Exquisite Ripoff- Hugo's in Portland Maine
this week we had dinner at Hugo's in Portland Maine. The food was absolutely exquisite. However, the portions were so small as to be laughable and my husband, who has an extremely modest appetite, declared it the supreme ripoff. The first clue was the hot marble slab with a round pot of butter and two little - about 1 inch in diameter - potato biscuits. They were so delicious but really, two bites. Accompanying that was an amouse bouche which was supposedly something lobster but was more like an ethereal foam. If you breathed on it too hard it disappeared. The dinner is a four course prix fixe for $68. First course I had a summer vegetable soup which was about a cup of soup with a few micro vegetables. Quite tasty. It haed a tiny piece of pasta which made it appear that it was actually food instead of air. Husb had a swordfish tataki which was a micro thin slice of seared swordfish on top of three small (1 tsp each) blobs of swordfish salad, with a few micro slices of radishes. Again,very tasty but about three bites of food.
Second course- H had a salmon cake which was about 2 inches long and filled with grapefruit. I had a saddle of rabbit and a ravioli filled with rabbit. The entire thing was about three bites- the ravioli was the size of a thimble.
For the third course- the entree- we expected a somewhat larger plate but that was not the case. I had cod three ways- a piece of cod about 3 inches square ontop of a puree of brandade- salt cod with potatoes - about two tablespoons- and a cup( about 1/2 cup) of cod chowder. All very delicious. But my oh my - so tiny as to be almost non existent.
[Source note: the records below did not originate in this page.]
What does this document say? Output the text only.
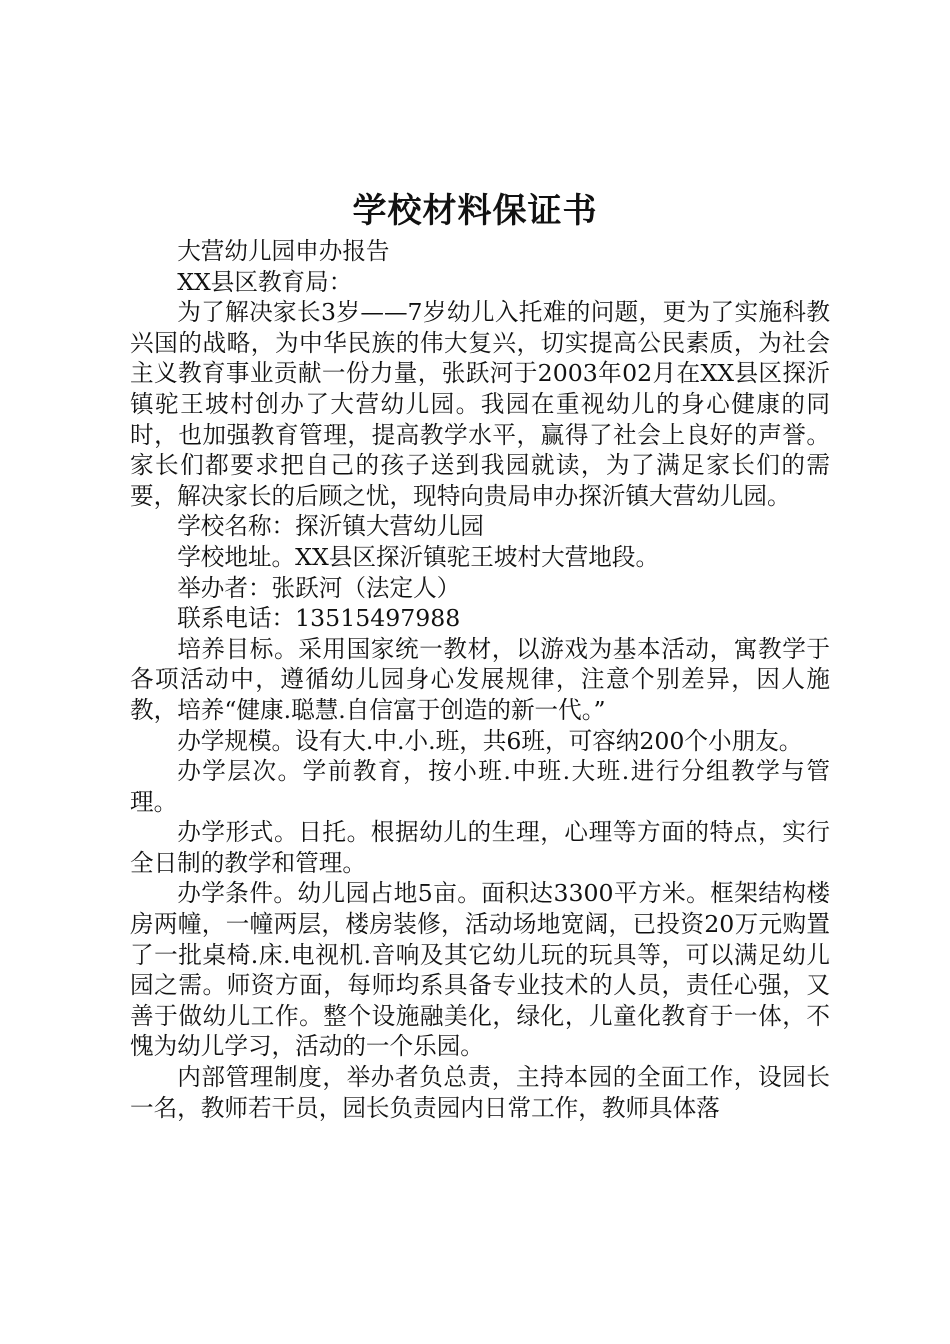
学校材料保证书

大营幼儿园申办报告

XX县区教育局：

为了解决家长3岁——7岁幼儿入托难的问题，更为了实施科教兴国的战略，为中华民族的伟大复兴，切实提高公民素质，为社会主义教育事业贡献一份力量，张跃河于2003年02月在XX县区探沂镇驼王坡村创办了大营幼儿园。我园在重视幼儿的身心健康的同时，也加强教育管理，提高教学水平，赢得了社会上良好的声誉。家长们都要求把自己的孩子送到我园就读，为了满足家长们的需要，解决家长的后顾之忧，现特向贵局申办探沂镇大营幼儿园。

学校名称：探沂镇大营幼儿园

学校地址。XX县区探沂镇驼王坡村大营地段。

举办者：张跃河（法定人）

联系电话：13515497988

培养目标。采用国家统一教材，以游戏为基本活动，寓教学于各项活动中，遵循幼儿园身心发展规律，注意个别差异，因人施教，培养“健康.聪慧.自信富于创造的新一代。”

办学规模。设有大.中.小.班，共6班，可容纳200个小朋友。

办学层次。学前教育，按小班.中班.大班.进行分组教学与管理。

办学形式。日托。根据幼儿的生理，心理等方面的特点，实行全日制的教学和管理。

办学条件。幼儿园占地5亩。面积达3300平方米。框架结构楼房两幢，一幢两层，楼房装修，活动场地宽阔，已投资20万元购置了一批桌椅.床.电视机.音响及其它幼儿玩的玩具等，可以满足幼儿园之需。师资方面，每师均系具备专业技术的人员，责任心强，又善于做幼儿工作。整个设施融美化，绿化，儿童化教育于一体，不愧为幼儿学习，活动的一个乐园。

内部管理制度，举办者负总责，主持本园的全面工作，设园长一名，教师若干员，园长负责园内日常工作，教师具体落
H had the fried trout- about 5 inches long and about 1/8 inch thick, most of which was fried skin. Accompanied by a few fried pickles and mushrooms, all of which were so small as to be almost non -existent.
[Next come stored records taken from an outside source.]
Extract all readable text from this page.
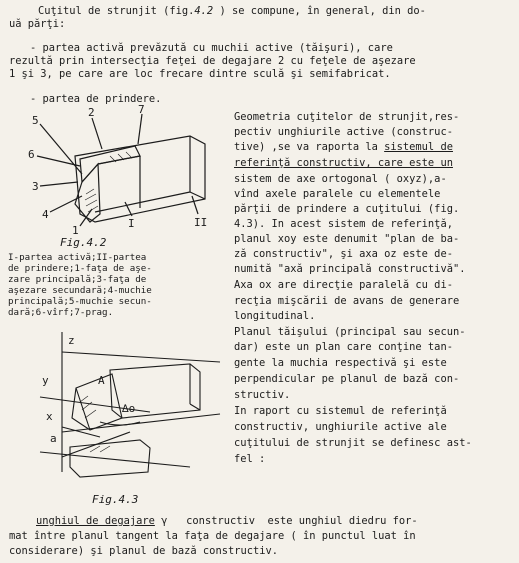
Cuţitul de strunjit (fig.4.2 ) se compune, în general, din do-
uă părţi:
- partea activă prevăzută cu muchii active (tăişuri), care
rezultă prin intersecţia feţei de degajare 2 cu feţele de aşezare
1 şi 3, pe care are loc frecare dintre sculă şi semifabricat.
- partea de prindere.
5
2	7
6
3
4
1
I	II
Fig.4.2
I-partea activă;II-partea
de prindere;1-faţa de aşe-
zare principală;3-faţa de
aşezare secundară;4-muchie
principală;5-muchie secun-
dară;6-vîrf;7-prag.
Geometria cuţitelor de strunjit,res-
pectiv unghiurile active (construc-
tive) ,se va raporta la sistemul de
referinţă constructiv, care este un
sistem de axe ortogonal ( oxyz),a-
vînd axele paralele cu elementele
părţii de prindere a cuţitului (fig.
4.3). In acest sistem de referinţă,
planul xoy este denumit "plan de ba-
ză constructiv", şi axa oz este de-
numită "axă principală constructivă".
Axa ox are direcţie paralelă cu di-
recţia mişcării de avans de generare
longitudinal.
Planul tăişului (principal sau secun-
dar) este un plan care conţine tan-
gente la muchia respectivă şi este
perpendicular pe planul de bază con-
structiv.
In raport cu sistemul de referinţă
constructiv, unghiurile active ale
cuţitului de strunjit se definesc ast-
fel :
z
y	A
x
a
∆o
Fig.4.3
unghiul de degajare γ constructiv  este unghiul diedru for-
mat între planul tangent la faţa de degajare ( în punctul luat în
considerare) şi planul de bază constructiv.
Dessert- Peaches and cream- a slice of roasted peach with a scoop of buttermilk icecream was good but, of course, miniscule.
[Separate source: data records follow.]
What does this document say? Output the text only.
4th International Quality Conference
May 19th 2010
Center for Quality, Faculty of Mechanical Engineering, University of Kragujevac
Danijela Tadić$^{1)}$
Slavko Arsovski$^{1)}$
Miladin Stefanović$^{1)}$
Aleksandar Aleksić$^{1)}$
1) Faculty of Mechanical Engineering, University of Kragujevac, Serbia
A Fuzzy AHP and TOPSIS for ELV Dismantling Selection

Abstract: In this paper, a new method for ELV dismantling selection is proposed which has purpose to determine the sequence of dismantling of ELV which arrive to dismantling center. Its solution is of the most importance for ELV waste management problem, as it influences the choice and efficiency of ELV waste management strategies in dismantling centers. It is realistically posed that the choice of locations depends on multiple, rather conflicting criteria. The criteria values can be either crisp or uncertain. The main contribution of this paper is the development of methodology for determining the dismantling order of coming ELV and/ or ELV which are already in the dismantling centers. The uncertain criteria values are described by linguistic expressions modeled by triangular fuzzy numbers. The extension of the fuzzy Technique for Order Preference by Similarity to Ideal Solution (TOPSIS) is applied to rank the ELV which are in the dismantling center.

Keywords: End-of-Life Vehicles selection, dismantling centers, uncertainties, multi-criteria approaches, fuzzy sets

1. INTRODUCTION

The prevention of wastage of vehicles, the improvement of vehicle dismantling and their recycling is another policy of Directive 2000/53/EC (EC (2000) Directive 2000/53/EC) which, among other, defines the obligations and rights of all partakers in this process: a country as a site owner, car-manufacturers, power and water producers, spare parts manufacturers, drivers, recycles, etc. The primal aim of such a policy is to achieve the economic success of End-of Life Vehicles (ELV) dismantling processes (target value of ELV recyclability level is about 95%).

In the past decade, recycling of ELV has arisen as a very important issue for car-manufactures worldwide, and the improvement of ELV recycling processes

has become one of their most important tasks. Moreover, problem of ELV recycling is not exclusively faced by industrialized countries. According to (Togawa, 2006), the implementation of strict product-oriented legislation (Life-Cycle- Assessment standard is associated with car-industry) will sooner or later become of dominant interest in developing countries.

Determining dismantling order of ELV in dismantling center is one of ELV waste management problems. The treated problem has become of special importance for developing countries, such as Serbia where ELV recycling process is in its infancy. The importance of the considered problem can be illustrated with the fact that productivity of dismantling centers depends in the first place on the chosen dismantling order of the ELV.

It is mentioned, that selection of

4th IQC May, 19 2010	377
H had a savory cheesecake with two tiny pieces of figs and two tiny slices of dates and a 1/4 inch cube of fig jam. Yummy but so little.
Each course, which was about two- four mouthfulls each were $17 per piece. Again such a wonderful meal but for two people who are not big eaters - barely enough to stave off hunger- this was the most supreme ripoff of the century.
We are fans of Arrows but eat there seldom due to the expense. Although the servings there are not gigantic they are in comparison to Hugos. SO, while we loved the food we will not be going back again as one truly feels cheated out of a meal, exquisitely so.
I haven’t eaten at Hugo’s (yet), but did try their other restaurant, Duckfat, which was pretty good, casual, but not excellent by any stretch.
It appears you enjoyed the food, but that the portions were not enough. Similar to their former rival, Bandol (now closed) in that you were “teased,” but not quite satisfied. That’s a shame for I think any chef would want their customer departing fully pleased. There’s a fine line between being fed “just enough” in places that offer tasting menus. A chef hates to see any waste, but it sounds as if you were being served courses that amounted to no more that an “Amuse Bouche” and that IMO is more pretension, than anything else. But, this is just going by your review as I have yet to eat at Hugo’s and hope to in the near future.
You make a good comparison with Bandol. While Hugo's is more accessible to casual diners, it isn't the kind of dining experience to be taken lightly. Everything about Hugo's is deliberate. The portion size, the sequencing of the plates, the presentation. I would never recommend Hugo's as a place to just wander into - its the kind of place you anticipate dining a week or more in advance. Frankly, I spend more time discussing the course of a meal at Hugo's than I do actually eating it. For a restaurant of it's genre the portion size at Hugo's is perfect.